Frosty fields on part of Migrant Alley. The hedgerow marks the NW boundary of my patch area.
Panning round, slightly to the left, the trees on the left hand side are part of the Greenhouse Copse.
Before reaching the above views, I visited the Greenhouse Grounds, all the mud there had turned as hard as stone, but a GREY WAGTAIL was trying to find some morsel of food on it. Just a couple of LESSER REDPOLL and 4 SISKIN were also seen there. A YELLOWHAMMER was foraging along the sunny edge of the Greenhouse Copse, along with two PHEASANTS.

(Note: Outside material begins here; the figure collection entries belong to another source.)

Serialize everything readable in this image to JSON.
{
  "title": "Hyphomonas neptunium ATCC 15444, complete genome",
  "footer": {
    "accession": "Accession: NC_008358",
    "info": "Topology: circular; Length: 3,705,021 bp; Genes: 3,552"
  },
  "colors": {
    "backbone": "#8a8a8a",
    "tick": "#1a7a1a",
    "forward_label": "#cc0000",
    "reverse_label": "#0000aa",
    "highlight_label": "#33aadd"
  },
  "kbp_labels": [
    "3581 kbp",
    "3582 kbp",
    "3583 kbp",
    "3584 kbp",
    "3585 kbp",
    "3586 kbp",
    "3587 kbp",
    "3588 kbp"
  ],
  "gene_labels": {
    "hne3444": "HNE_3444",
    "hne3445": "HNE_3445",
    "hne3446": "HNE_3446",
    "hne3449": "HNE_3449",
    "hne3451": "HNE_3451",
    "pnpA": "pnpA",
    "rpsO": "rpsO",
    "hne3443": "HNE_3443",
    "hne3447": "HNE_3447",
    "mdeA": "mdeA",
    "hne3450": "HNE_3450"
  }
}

There were 100 or so BLACK HEADED GULLS out on the sheep pasture and paddocks of Migrant Alley, but I didn't find any Common Gulls or the Mediterranean Gull among them today. Walking back through the Greenhouse Grounds I saw the female KESTREL was back on her usul perch, the first time this week I've seen her there, plus a pair of BULLFINCH came down for a drink at the small run off pool, there was just enough unfrozen water at the edges for them to take what they needed :-)
Ive got lots of images of her, but I cant pass her without snapping away, especially with the blue sky behind her!
She gave a stretch of her wings, then flew further along the roof to enjoy the warm sunshine.
The Ashes Lane Fields had nothing exciting for me, no snipe along the drainage ditch, only 4 MEADOW PIPITS and flyovers from a COMMON BUZZARD and a lone GREYLAG GOOSE were of note there. Approaching the sunny edge of the Wet Woods, I saw a dozen each of REDWING and FIELDFARE moving through the trees, before they flew off out onto the fields.
The Wet Woods and Scrubby Woods were much colder, as they are mostly in the shade, that probably explaining why little of note was found, the normal frequent sightings of GOLDCRESTS was down to just 2 individuals, but a pair of COAL TITS were watched displaying, and the NUTHATCH called.
The lakes were frozen from bank to bank again, so only the MALLARDS were seen, 8 of which sat in a huddle on the ice, waiting for a thaw, but it will take a day or two for the ice to completely go, even without any more frosts.